Florida even has a lower infection rate than California and better numbers overall, despite the fact that California has implemented sweeping quarantines, and its counterpart remains open and with few restrictions.
In an interview, Slavitt said the virus was still very unpredictable and “a little beyond our explanation.”
California has become one of the strictest states in the nation, with governor Gavin Newsom, a Democrat, shutting down businesses and schools. His administration said it was implementing these measures based on counties’ ICU capacity.
Meanwhile, Florida’s Republican Governor Ron DeSantis has taken a completely different approach. Although he took similar steps to Newsom’s early in the pandemic, he ultimately lifted restrictions on the economy statewide and prohibited law enforcement from ticketing individuals.
Despite the dramatic policy differences, the results have not differed that much.
In addition, a new study by The New York Times shows that about 512,000 more people have died since March than would have died in a normal year, or about 20% more than normal.
“What we do know is that the more careful people are, and the faster we get vaccinated, the faster it goes away and the less it spreads,” Slavitt said.
He noted that new variants make COVID-19 harder to predict. “We don’t know what role they play.
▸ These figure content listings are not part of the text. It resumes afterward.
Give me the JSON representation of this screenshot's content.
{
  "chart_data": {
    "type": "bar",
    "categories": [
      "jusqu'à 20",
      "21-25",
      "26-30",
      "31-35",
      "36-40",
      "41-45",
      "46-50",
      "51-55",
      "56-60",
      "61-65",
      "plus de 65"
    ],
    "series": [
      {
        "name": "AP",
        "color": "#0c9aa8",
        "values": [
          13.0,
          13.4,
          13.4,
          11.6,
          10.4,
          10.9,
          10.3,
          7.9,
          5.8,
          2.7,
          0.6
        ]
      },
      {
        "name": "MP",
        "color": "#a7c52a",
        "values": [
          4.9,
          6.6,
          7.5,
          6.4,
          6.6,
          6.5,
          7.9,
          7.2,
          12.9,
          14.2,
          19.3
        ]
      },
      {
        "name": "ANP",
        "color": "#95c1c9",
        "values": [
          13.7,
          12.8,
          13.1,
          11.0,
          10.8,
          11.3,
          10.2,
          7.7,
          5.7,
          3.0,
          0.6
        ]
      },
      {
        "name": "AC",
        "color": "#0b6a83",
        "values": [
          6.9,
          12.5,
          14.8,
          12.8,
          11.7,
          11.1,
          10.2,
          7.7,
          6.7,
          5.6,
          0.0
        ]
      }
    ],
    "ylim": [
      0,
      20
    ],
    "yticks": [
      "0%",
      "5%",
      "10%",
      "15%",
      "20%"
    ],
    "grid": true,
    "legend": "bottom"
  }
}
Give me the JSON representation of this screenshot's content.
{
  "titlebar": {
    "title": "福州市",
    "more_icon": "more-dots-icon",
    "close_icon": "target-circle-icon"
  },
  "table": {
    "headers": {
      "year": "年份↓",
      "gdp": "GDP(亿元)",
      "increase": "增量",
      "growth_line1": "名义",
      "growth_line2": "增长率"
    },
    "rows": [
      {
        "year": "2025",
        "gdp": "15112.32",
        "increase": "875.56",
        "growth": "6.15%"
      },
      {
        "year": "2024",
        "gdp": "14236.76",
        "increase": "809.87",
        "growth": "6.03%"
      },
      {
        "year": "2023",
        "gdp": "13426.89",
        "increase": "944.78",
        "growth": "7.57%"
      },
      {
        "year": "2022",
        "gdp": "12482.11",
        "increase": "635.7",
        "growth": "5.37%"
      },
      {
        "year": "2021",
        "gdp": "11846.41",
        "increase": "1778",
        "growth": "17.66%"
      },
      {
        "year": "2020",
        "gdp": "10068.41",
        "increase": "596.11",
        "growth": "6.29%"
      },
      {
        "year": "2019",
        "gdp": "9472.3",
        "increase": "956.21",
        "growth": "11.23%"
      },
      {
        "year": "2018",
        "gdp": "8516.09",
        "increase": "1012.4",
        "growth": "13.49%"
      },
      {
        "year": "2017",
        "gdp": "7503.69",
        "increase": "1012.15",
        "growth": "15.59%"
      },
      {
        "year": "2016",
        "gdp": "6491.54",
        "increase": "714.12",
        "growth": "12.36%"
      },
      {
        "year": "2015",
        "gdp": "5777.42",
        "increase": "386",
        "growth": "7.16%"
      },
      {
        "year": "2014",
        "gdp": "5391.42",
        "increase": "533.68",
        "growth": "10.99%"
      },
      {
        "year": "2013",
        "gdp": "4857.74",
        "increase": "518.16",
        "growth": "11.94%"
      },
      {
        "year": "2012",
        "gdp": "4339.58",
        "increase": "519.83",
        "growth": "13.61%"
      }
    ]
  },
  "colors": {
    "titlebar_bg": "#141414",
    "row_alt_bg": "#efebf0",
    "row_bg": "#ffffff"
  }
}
This is a virus that continues to surprise us. It’s very difficult to predict. And across the country, we need to continue to do a better job.”
California has reported a total of 3.5 million cases of COVID-19 overall, while Florida has reported more than 1.82 million, Johns Hopkins University data show.
That means the total number of cases as a percentage of the population is about 8.8% in California and 8.3% in Florida.
Of the Californians who tested positive for COVID-19, about 1.35% died, while about 1.57% died in Florida, the data show.
Over the past seven days, Florida has recorded 322 cases and 7.4 deaths per million people, while California has recorded 231 cases and 10.5 deaths per million people. In terms of hospitalizations, Florida has 218 per million people, while California has 244.